Cyprus: Europe’s next casualty?

While all eyes are on Greece’s endless talks with its creditors, Cyprus has been trying to finalise its own rescue package with the troika (officials from the IMF, the European Central Bank and the EU).

Cyprus is the fifth state, after Greece, Portugal, Ireland and Spain, to need propping up by the rest of the continent. As in Spain and Ireland, it’s been a case of reckless lending by bloated banks bankrupting the country.

The island’s geographical and cultural ties to Greece led to close economic links. In the boom, loans to Greece soared to €24bn, 133% of the island’s GDP. Around a fifth of these loans have gone bad, notes Wirtschaftswoche, and that’s on top of losses on Greek bonds worth over €4bn following Greece’s debt rescheduling earlier this year.

As government bond yields soared amid fears over the Cypriot banking system and the resultant overwhelming bill for the public sector, Nicosia called for help. The upshot, says Finanz und Wirtschaft, is an aid package of around €10bn.

Negotiations haven’t been exactly straightforward. The troika has apparently complained that the government’s reform and money-saving efforts lacked ambition.

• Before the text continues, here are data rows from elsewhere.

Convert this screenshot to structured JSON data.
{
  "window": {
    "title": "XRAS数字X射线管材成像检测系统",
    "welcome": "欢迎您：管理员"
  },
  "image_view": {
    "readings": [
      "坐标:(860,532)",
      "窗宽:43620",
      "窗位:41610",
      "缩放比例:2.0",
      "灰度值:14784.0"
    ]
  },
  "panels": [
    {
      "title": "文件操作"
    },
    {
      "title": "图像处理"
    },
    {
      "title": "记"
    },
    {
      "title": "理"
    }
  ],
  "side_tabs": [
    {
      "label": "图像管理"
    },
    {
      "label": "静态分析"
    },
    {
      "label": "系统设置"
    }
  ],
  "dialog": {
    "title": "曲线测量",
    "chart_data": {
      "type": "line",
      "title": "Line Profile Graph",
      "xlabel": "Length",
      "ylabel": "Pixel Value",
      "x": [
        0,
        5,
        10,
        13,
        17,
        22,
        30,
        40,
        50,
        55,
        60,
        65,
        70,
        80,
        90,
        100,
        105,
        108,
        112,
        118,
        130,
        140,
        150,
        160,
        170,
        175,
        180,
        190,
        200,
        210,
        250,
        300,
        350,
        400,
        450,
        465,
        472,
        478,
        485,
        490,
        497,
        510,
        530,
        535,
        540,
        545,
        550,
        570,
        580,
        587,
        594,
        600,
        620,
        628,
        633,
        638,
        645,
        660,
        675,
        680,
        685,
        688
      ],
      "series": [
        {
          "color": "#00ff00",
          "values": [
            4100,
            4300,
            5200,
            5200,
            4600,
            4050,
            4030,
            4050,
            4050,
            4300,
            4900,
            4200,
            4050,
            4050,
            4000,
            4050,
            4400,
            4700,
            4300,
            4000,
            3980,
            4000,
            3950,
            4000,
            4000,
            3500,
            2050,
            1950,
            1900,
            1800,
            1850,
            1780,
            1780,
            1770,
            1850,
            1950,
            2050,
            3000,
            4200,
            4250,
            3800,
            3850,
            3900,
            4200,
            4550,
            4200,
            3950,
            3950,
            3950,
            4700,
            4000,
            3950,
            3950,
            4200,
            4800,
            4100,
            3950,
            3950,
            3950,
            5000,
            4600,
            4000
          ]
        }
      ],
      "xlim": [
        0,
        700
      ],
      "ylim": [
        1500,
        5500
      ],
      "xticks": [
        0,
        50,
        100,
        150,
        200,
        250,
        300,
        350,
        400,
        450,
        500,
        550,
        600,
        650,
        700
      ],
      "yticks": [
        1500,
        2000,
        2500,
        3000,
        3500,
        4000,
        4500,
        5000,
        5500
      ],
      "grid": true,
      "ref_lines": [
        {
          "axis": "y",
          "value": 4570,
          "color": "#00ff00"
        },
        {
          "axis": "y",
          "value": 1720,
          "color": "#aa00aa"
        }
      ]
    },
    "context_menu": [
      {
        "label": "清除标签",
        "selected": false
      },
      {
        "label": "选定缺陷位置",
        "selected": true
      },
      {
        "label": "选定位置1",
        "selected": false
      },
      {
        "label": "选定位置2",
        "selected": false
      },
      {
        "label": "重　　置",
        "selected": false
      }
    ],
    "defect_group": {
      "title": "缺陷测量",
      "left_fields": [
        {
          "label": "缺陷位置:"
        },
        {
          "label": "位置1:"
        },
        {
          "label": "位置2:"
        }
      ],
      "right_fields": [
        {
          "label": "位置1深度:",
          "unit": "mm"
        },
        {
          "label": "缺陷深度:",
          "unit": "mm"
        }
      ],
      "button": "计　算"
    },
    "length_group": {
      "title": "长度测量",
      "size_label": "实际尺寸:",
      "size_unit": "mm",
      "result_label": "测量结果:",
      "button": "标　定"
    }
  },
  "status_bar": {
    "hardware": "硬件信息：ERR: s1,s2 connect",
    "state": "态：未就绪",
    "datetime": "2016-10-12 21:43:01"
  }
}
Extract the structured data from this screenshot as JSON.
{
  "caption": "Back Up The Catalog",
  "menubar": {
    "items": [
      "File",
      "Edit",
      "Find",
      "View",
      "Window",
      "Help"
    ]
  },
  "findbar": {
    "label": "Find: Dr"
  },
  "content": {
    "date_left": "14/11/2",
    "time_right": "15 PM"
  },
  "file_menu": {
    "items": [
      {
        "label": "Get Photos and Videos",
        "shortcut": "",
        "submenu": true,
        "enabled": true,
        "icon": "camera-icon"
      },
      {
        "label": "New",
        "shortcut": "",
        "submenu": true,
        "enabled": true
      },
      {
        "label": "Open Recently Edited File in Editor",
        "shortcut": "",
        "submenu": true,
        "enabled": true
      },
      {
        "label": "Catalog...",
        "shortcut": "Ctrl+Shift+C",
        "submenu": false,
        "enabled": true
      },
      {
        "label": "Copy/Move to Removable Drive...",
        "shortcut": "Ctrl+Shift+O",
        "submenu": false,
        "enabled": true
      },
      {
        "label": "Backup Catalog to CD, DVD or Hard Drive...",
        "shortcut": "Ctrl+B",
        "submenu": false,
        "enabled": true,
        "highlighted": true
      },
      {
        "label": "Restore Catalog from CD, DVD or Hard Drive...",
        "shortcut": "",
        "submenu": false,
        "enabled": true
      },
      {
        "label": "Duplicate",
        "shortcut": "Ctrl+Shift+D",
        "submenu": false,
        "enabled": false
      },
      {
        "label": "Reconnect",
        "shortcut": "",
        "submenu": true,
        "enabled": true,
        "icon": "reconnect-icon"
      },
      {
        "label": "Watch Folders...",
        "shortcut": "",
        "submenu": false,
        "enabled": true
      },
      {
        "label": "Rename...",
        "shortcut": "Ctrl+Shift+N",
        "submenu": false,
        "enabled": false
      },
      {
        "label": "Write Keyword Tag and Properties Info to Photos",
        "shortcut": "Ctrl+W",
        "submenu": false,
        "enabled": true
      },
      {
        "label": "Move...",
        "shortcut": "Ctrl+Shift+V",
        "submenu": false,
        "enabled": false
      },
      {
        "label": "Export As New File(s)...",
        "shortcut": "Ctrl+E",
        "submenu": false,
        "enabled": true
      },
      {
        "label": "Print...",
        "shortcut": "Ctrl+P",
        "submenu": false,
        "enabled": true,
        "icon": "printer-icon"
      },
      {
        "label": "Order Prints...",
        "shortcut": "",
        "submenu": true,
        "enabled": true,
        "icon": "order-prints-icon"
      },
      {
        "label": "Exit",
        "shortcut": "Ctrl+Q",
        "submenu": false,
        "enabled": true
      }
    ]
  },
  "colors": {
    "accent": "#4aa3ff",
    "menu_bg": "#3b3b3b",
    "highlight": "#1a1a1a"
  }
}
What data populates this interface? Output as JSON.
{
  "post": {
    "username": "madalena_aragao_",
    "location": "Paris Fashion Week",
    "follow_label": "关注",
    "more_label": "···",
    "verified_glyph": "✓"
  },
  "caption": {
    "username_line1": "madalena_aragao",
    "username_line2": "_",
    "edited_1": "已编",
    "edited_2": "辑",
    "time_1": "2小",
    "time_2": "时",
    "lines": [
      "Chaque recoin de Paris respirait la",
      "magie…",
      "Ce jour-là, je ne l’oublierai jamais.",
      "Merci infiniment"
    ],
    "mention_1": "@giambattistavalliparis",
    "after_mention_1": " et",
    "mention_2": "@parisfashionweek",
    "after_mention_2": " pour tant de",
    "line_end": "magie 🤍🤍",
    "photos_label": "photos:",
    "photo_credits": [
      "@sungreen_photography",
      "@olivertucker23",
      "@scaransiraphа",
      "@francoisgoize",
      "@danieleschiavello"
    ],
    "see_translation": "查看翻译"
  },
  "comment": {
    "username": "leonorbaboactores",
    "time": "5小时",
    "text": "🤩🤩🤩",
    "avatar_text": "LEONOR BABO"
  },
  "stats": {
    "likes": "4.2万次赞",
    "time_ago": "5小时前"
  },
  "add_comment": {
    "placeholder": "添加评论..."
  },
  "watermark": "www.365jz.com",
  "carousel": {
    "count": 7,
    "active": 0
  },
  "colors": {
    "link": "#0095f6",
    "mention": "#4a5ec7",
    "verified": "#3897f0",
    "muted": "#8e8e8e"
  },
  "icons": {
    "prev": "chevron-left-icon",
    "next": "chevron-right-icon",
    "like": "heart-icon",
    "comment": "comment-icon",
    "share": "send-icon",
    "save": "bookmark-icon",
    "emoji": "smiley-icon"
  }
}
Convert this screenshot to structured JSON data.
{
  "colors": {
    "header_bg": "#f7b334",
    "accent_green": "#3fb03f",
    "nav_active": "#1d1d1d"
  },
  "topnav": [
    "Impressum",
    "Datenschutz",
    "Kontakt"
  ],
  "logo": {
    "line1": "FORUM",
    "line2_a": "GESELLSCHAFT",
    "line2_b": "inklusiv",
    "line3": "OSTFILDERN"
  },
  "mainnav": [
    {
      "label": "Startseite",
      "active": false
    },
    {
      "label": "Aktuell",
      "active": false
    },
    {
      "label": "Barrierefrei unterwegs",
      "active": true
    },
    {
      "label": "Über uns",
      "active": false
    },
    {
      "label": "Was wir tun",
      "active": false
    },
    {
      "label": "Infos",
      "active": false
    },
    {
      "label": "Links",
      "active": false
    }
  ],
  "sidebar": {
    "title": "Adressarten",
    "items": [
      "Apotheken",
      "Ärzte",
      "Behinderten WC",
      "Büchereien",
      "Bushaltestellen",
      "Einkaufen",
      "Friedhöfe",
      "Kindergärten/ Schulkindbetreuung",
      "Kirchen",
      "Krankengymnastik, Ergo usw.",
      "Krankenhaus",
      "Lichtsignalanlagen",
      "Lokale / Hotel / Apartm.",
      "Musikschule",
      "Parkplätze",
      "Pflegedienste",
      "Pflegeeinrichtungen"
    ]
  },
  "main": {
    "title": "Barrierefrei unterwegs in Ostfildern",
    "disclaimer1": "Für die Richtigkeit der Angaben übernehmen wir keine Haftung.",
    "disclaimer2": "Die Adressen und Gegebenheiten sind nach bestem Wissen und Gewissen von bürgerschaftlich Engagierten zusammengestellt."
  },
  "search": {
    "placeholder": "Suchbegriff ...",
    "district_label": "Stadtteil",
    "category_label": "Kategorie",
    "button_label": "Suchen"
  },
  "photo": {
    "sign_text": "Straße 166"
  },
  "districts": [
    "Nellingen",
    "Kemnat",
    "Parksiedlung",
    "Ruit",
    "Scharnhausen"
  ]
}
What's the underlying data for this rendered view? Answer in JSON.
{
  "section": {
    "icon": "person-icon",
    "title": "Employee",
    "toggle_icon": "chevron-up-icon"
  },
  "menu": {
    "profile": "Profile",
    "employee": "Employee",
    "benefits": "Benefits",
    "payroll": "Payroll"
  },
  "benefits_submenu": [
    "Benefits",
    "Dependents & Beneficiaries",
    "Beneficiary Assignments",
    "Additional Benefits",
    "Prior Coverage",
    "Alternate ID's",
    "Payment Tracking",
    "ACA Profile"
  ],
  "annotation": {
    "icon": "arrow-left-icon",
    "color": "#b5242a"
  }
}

There has also been talk of Cyprus having to raise its corporation tax rate of 10% – lower even than Ireland’s – but this is now deemed unlikely. It is a key reason the banks attracted so many deposits to lend recklessly in the first place, as Wirtschaftswoche points out.

So far, so typical for a European rescue, but there’s one feature of the emerging Cyprus bail-out that is rather unusual. Germany’s Der Spiegel notes that, according to one of Germany’s intelligence agencies, the BND, Russian citizens have deposits in local banks worth €26bn. Plenty of that looks dodgy. It is easy for Russians to launder money in Cyprus because gaining local citizenship is so simple.

Cyprus will only get its aid money if Germany’s parliament votes it through. The main opposition party, the Social Democrats, has now raised concern over Cyprus’s “business model”, says Der Spiegel. We can’t have German taxpayers being forced to secure dodgy Russian money by propping up Cypriot banks, insists one party spokesman.

So watch this space: while the eurozone attempts to shore up Greece and Spain, Cyprus may provide an interesting sideshow.